Projeto busca convergência entre dobradinhas de filmes
Mostra apresenta neo-noir pop japonês e longa experimental americano
são paulo No segundo semestre de 2018, enquanto o país escancarava os seus abismos e a polarização sufocava o debate, uma mostra de cinema surgia na contramão dos gritos.
Ancorada na possibilidade de diálogo, a Sessão Mutual Films chegava com a proposta de, a cada dois meses, exibir e explorar conexões entre duplas de filmes que, para além de seus contextos, épocas e origens distintas, poderiam ainda assim encontrar pontos de convergência.

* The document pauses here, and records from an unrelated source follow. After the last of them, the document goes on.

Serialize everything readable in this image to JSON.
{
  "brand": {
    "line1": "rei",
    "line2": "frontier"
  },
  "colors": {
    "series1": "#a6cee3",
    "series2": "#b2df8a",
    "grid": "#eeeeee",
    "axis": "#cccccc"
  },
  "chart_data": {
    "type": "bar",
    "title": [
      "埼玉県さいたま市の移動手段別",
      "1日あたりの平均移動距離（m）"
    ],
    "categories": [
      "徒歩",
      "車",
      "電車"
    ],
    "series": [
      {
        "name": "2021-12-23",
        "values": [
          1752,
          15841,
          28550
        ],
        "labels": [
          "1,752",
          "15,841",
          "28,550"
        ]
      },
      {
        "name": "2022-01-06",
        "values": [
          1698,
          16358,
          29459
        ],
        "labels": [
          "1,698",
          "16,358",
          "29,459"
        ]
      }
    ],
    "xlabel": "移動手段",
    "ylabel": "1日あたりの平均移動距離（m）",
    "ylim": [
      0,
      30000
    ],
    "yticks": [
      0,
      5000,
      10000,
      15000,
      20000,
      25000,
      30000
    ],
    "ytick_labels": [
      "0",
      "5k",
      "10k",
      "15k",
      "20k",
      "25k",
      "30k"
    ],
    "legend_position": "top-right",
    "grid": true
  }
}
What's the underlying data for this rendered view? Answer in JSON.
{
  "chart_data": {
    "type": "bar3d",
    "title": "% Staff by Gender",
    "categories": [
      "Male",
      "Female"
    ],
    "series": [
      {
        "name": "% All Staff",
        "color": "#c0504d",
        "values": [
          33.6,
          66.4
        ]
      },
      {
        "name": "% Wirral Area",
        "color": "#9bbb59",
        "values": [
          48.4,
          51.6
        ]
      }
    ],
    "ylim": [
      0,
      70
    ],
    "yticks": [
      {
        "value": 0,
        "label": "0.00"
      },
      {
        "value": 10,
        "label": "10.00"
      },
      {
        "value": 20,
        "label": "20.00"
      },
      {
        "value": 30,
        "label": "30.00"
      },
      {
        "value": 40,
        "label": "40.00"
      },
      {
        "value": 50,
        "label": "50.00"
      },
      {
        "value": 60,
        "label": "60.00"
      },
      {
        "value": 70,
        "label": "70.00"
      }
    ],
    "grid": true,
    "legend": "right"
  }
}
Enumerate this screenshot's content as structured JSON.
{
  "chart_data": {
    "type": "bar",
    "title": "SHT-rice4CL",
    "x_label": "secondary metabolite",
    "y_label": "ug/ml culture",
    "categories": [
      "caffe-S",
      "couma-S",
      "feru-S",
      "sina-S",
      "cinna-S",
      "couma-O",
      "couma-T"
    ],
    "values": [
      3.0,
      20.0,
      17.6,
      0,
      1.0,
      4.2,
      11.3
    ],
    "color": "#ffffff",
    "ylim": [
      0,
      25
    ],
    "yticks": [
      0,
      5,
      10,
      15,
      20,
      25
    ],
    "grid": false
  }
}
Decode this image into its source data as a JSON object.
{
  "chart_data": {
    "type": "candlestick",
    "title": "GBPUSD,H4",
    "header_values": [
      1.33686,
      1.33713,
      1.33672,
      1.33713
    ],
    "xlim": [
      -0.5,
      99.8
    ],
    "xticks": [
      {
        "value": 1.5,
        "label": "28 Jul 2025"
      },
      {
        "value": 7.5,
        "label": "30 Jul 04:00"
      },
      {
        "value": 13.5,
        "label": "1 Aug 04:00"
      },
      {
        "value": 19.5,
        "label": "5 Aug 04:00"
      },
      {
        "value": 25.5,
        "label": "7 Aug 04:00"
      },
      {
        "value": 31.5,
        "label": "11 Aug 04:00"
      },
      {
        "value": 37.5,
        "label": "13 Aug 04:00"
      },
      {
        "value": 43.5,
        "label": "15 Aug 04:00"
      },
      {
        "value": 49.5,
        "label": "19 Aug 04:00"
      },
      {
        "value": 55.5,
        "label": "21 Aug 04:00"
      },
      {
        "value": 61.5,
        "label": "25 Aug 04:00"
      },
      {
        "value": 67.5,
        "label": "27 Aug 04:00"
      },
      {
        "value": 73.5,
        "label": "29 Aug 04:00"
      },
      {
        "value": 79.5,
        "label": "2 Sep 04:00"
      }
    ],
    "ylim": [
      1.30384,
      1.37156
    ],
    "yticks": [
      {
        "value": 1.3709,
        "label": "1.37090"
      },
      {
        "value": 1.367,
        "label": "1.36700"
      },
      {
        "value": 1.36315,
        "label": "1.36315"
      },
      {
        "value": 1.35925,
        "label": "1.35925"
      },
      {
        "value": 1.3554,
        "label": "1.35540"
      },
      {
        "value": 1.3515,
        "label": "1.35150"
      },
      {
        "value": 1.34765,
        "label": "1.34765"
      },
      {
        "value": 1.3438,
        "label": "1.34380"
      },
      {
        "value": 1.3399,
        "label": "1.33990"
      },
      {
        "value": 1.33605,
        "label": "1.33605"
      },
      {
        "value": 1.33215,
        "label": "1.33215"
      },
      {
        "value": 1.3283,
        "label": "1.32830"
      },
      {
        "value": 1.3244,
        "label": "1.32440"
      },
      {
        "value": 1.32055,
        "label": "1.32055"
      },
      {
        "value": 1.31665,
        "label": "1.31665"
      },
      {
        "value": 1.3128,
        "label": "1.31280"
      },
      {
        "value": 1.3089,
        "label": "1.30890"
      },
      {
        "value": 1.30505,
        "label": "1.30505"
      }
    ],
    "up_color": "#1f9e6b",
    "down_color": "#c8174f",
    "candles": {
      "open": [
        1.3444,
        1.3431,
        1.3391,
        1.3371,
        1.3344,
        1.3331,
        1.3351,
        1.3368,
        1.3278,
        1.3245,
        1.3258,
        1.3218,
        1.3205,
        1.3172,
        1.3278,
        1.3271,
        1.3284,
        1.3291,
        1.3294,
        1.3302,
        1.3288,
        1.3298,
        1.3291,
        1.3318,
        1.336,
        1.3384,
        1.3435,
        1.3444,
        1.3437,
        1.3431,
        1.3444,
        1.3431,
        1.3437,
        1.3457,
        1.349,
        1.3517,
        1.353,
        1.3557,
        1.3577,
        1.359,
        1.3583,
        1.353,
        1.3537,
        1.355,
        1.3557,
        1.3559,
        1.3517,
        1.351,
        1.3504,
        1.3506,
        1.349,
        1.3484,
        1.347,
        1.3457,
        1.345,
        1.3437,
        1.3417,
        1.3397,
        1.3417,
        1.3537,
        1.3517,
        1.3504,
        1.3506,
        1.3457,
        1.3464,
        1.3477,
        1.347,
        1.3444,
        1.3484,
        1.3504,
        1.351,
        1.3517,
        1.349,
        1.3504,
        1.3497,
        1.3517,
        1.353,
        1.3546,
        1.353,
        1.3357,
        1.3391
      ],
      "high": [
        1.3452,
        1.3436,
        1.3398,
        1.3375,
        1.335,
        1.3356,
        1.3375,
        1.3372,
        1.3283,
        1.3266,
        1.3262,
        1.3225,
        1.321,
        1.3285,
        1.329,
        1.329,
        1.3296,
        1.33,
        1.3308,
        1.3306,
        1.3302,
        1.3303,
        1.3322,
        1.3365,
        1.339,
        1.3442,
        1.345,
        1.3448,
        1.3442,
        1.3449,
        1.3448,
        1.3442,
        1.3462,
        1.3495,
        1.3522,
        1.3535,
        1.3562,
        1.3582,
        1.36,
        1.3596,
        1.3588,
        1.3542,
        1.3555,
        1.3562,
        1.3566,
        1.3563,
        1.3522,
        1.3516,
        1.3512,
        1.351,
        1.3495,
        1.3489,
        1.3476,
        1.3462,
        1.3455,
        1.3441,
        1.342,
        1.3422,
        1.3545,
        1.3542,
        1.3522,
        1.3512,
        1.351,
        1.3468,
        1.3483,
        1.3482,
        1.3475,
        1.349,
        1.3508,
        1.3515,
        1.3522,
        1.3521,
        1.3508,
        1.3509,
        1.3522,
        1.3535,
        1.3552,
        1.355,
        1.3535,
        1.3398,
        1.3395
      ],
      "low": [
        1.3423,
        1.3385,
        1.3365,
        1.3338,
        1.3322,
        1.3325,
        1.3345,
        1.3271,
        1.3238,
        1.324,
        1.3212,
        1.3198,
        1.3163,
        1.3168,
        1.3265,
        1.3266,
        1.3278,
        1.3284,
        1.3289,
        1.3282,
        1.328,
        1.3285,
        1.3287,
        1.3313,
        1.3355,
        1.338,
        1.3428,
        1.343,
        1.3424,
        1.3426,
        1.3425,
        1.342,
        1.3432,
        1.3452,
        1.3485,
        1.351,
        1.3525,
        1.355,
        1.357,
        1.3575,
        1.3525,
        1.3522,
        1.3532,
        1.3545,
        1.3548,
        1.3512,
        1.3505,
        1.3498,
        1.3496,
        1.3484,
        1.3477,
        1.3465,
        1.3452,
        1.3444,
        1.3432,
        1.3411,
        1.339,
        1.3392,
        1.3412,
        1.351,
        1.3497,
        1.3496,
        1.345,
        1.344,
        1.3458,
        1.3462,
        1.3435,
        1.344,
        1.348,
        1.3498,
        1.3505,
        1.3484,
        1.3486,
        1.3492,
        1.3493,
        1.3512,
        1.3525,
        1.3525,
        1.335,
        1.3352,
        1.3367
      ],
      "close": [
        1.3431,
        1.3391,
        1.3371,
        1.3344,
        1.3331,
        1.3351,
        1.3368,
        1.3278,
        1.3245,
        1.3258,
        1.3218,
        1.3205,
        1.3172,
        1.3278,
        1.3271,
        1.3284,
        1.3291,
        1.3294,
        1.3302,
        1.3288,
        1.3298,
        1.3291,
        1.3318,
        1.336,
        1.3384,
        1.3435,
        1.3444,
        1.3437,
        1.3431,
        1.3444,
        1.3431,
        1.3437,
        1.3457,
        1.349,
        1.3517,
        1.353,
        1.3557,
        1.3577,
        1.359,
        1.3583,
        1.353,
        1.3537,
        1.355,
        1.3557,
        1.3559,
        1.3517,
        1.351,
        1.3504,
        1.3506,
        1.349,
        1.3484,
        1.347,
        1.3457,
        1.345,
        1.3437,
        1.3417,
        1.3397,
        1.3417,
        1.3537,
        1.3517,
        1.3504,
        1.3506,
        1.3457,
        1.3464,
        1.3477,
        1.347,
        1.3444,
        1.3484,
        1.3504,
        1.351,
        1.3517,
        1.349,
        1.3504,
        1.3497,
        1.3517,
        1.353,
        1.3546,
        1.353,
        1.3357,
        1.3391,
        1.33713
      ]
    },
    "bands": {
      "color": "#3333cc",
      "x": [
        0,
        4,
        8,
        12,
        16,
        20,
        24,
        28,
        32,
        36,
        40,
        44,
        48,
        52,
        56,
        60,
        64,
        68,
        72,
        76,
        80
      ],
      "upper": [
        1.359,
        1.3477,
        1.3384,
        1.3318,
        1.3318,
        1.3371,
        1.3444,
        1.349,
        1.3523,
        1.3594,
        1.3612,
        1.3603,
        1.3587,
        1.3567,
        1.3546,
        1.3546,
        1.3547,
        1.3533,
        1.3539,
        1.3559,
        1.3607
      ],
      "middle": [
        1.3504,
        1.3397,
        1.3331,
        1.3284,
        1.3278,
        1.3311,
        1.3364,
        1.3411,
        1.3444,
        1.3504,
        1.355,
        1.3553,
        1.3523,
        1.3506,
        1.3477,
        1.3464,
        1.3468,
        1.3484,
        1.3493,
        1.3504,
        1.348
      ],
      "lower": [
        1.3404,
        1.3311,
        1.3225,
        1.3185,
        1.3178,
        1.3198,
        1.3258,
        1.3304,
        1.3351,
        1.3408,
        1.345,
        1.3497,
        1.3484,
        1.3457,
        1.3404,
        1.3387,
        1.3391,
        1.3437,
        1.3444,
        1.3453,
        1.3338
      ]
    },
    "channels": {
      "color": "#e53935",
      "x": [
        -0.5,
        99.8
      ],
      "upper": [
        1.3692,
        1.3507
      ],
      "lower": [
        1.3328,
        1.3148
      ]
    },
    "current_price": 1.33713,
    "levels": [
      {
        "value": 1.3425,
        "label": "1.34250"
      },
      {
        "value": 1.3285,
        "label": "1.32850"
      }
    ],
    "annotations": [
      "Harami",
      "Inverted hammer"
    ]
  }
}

No IMS, o projeto inaugura sua quinta edição, com o programa Dois Lados do Pacífico e projeções de “A Marca do Assassino” (1967), filme mais celebrado de Seijun Suzuki (em cópia restaurada), e o experimental “66” (2015), do americano Lewis Klahr.
O primeiro, uma espécie de neo-noir pop japonês, mostra os percalços de um assassino de aluguel, cujo ofício destruidor o obriga a se manter em constante estado de alerta e desconfiança. Para um matador, pessoas tornam-se só alvos e o cotidiano, uma esteira de instintos primitivos. Não à toa, sua vida reveza-se entre exterminar, beber, transar e cultivar um estranho prazer pelo aroma de arroz cozido.
Já “66”, montado por recortes de revistas, quadrinhos, fragmentos de imagens e sons, intercalando ruídos e trilhas clássicas, é do tipo de obra cuja dificuldade de se deixar descrever em palavras só não é maior do que a experiência de contemplála na imersão de um cinema.
Com curadoria do crítico e programador Aaron Cutler e da artista plástica Mariana Shellard, a Sessão Mutual Films faz do frescor dos títulos uma de suas principais bandeiras, priorizando longas inéditos ou restaurados.
“O ineditismo é importante, especialmente em relação a novas restaurações, área ainda pouco explorada no Brasil e fundamental para o cinema. Também é uma forma de educar o público e chamar atenção”, diz a dupla.
Lição valiosa em um tempo (e em um país) desacostumado a problematizar o seu passado —preferindo escondêlo a repensá-lo—, a restauração revela aqui a sua função de resistência, dando aos filmes antigos a oportunidade de um novo começo, de se reinventar à luz de novos olhares, de ser atual apesar das décadas. De brinde, presenteiase o espectador com um breve suspiro deste mundo histérico, viciado em inovações.
No folheto do IMS, o diretor Klahr sintetiza o espírito do encontro: “Não tenho certeza se irão funcionar juntos. No entanto, se a dobradinha for um pouco absurda, estaria completamente de acordo com o espírito de risco e a quebra de convenções que envolve os dois filmes”.
É assim, apostando sempre no diálogo —mas aberta às incertezas e desconstruções que todo embate pode implicar—, que a sessão deve constar como programa obrigatório não apenas de cinéfilos, mas de todos aqueles que ainda acreditam na arte como formação de consciência crítica.
Dois Lados do Pacífico
Nesta quinta (21), às 19h15 (“A Marca do Assassino”) e às 21h30 (“66”). Domingo (24), às 18h (“66”) e às
20h (“A Marca do Assassino”). IMS Paulista, av. Paulista, 2.424. R$ 8.